Le possible retour US à l'accord nucléaire iranien met Israël sur le pied de guerre

Le possible retour US à l'accord nucléaire iranien met Israël sur le pied de guerre
  • Si les échanges houleux entre le régime iranien et Israël dans le passé peuvent être analysés comme des postures politiques, les dernières tensions doivent être prises au sérieux
  • La préoccupation profonde d’Israël vient de l’intention exprimée par l’administration américaine Biden de revenir au Plan global d’action conjoint

Si les échanges houleux entre le régime iranien et Israël dans le passé peuvent être analysés comme des postures politiques, les dernières tensions doivent être prises au sérieux.

Le chef militaire israélien, le lieutenant général Aviv Kokhavi, a mis en garde contre le fait de frapper le régime de Téhéran, en raison de la menace nucléaire. Il a déclaré: «J'ai demandé à l'armée de préparer un certain nombre de programmes opérationnels, en plus de ceux qui existent déjà. Nous prenons en charge ces programmes et nous les développerons au cours de l'année à venir. Bien sûr, c’est au gouvernement qu’il appartiendra de décider s’il faut les utiliser. Mais ces plans doivent exister, être sur la table.»

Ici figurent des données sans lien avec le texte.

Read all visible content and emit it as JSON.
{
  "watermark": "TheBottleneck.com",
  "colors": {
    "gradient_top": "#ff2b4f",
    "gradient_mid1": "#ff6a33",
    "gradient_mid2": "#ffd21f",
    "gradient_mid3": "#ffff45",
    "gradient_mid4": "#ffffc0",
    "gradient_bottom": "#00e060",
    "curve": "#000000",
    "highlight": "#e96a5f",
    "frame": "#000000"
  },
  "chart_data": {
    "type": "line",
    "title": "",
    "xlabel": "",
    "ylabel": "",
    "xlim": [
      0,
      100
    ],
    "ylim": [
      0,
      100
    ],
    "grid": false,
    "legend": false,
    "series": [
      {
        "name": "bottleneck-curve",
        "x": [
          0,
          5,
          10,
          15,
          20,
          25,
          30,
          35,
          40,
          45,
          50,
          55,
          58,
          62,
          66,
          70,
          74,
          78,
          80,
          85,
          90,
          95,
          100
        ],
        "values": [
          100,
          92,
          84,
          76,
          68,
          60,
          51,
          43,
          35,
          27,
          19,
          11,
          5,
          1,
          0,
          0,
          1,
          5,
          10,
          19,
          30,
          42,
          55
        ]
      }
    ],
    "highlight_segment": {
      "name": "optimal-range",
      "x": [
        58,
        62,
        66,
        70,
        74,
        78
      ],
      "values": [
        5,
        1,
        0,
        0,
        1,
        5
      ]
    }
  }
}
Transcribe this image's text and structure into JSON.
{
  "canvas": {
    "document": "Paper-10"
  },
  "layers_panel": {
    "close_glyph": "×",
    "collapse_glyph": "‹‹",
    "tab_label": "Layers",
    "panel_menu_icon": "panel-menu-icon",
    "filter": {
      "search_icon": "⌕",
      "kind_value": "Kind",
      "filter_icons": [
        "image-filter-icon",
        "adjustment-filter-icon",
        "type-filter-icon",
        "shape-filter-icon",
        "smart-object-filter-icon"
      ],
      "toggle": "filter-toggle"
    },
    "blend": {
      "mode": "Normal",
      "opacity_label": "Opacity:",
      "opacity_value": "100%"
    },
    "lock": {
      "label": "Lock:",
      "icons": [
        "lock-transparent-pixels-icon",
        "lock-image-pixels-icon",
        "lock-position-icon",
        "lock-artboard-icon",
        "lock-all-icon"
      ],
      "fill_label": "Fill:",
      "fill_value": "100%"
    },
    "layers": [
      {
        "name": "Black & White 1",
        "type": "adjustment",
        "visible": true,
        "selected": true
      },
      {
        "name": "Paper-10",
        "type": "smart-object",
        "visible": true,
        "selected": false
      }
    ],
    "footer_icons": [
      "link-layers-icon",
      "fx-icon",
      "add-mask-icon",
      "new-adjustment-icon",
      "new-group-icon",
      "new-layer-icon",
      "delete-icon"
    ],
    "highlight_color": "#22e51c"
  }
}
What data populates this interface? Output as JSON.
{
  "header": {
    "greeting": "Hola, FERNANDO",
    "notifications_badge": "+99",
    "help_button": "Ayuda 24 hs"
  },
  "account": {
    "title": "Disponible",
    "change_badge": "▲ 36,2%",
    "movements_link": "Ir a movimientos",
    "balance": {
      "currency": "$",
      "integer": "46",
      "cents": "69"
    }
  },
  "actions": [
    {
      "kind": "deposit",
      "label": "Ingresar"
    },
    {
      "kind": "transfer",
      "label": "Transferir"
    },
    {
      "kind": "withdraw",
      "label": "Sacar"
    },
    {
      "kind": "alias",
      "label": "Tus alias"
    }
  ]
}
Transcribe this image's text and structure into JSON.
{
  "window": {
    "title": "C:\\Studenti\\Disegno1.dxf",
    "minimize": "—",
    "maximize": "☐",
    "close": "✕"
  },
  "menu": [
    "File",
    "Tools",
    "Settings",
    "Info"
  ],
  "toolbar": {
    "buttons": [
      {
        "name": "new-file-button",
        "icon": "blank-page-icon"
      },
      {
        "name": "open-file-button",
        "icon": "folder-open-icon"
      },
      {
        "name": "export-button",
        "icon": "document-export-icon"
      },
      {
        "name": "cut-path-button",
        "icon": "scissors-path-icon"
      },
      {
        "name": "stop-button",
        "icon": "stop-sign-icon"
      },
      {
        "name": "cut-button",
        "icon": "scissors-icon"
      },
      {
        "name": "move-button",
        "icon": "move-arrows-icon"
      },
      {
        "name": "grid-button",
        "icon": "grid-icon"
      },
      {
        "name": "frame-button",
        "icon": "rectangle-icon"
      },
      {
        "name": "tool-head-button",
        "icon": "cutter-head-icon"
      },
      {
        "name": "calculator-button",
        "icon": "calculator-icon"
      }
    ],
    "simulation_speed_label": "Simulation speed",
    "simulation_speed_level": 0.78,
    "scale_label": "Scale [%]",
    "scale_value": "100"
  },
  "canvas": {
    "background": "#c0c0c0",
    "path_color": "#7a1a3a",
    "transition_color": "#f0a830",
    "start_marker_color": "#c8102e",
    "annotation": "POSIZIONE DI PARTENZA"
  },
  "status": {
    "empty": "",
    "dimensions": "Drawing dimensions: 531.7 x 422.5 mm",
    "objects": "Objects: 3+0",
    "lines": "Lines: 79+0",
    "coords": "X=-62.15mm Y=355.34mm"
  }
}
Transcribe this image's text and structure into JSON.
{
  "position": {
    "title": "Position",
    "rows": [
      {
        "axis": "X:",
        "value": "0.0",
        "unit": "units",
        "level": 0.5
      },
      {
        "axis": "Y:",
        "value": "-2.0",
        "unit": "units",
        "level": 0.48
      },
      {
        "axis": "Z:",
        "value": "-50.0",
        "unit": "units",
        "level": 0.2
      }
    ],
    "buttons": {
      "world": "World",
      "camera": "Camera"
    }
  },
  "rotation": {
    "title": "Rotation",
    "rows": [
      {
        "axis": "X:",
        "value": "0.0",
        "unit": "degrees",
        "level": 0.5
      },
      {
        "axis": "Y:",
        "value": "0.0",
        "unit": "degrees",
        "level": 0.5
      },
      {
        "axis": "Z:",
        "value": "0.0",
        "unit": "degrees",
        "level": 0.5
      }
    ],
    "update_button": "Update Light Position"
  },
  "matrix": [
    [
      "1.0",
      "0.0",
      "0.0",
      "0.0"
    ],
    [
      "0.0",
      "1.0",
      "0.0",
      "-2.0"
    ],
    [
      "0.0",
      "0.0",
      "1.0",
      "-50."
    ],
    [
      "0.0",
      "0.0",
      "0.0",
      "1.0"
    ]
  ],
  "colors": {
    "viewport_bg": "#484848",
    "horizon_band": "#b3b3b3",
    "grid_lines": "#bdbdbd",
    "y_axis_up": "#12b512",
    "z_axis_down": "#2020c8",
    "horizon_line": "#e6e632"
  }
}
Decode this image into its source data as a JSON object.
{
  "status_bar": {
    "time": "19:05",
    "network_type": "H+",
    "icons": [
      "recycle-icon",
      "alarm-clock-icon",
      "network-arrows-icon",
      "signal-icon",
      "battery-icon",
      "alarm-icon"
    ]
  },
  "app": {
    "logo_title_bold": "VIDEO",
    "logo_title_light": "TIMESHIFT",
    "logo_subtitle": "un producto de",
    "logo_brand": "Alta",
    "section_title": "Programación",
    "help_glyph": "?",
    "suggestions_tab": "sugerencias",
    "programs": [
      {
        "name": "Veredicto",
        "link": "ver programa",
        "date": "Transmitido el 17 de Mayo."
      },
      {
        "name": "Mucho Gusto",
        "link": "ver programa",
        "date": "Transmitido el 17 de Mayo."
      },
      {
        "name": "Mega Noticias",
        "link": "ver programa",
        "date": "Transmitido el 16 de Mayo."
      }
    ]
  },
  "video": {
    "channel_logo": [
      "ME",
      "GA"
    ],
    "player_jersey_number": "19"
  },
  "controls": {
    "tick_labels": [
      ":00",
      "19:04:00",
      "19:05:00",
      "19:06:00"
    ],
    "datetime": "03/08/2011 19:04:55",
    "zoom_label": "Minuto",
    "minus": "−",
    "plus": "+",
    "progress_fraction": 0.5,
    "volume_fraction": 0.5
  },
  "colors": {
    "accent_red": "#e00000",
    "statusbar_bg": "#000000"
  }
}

Le régime iranien a riposté. Le porte-parole des forces armées, le brigadier général Abolfazl Shekarchi, se fait menaçant: «Si la moindre erreur est commise, nous raserons Haïfa et Tel-Aviv dans les plus brefs délais.»

La préoccupation profonde d’Israël vient de l’intention exprimée par l’administration américaine Biden de revenir au Plan global d’action conjoint (JCPOA). Le président Joe Biden a clairement indiqué qu'il souhaitait revenir à l'accord nucléaire de 2015. Il a nommé plusieurs personnes à des postes de haut niveau qui ont été soit impliquées dans les négociations ayant abouti au pacte, soit favorables à sa relance.

Puisque l’Iran connaît la position de Biden, les dirigeants avisés de la République islamique en profitent pour faire pression sur la Maison Blanche afin qu’elle revienne à l’accord le plus rapidement possible. Le porte-parole du gouvernement iranien, Ali Rabiei, s’est exprimé en ces termes: «Les États-Unis ne disposeront pas d’un temps indéfini. Nous attendons l'annonce officielle de leur position, ainsi que la levée des sanctions.»

Du point de vue des dirigeants israéliens, un retour des États-Unis à l’accord nucléaire de 2015 constituerait un coup stratégique et ferait pencher l’équilibre des pouvoirs au Moyen-Orient en faveur des clercs au pouvoir en Iran. Il déclencherait en outre une course aux armes nucléaires dans la région. Pour être plus précis, Israël s'inquiète de quatre aspects majeurs de l'accord nucléaire.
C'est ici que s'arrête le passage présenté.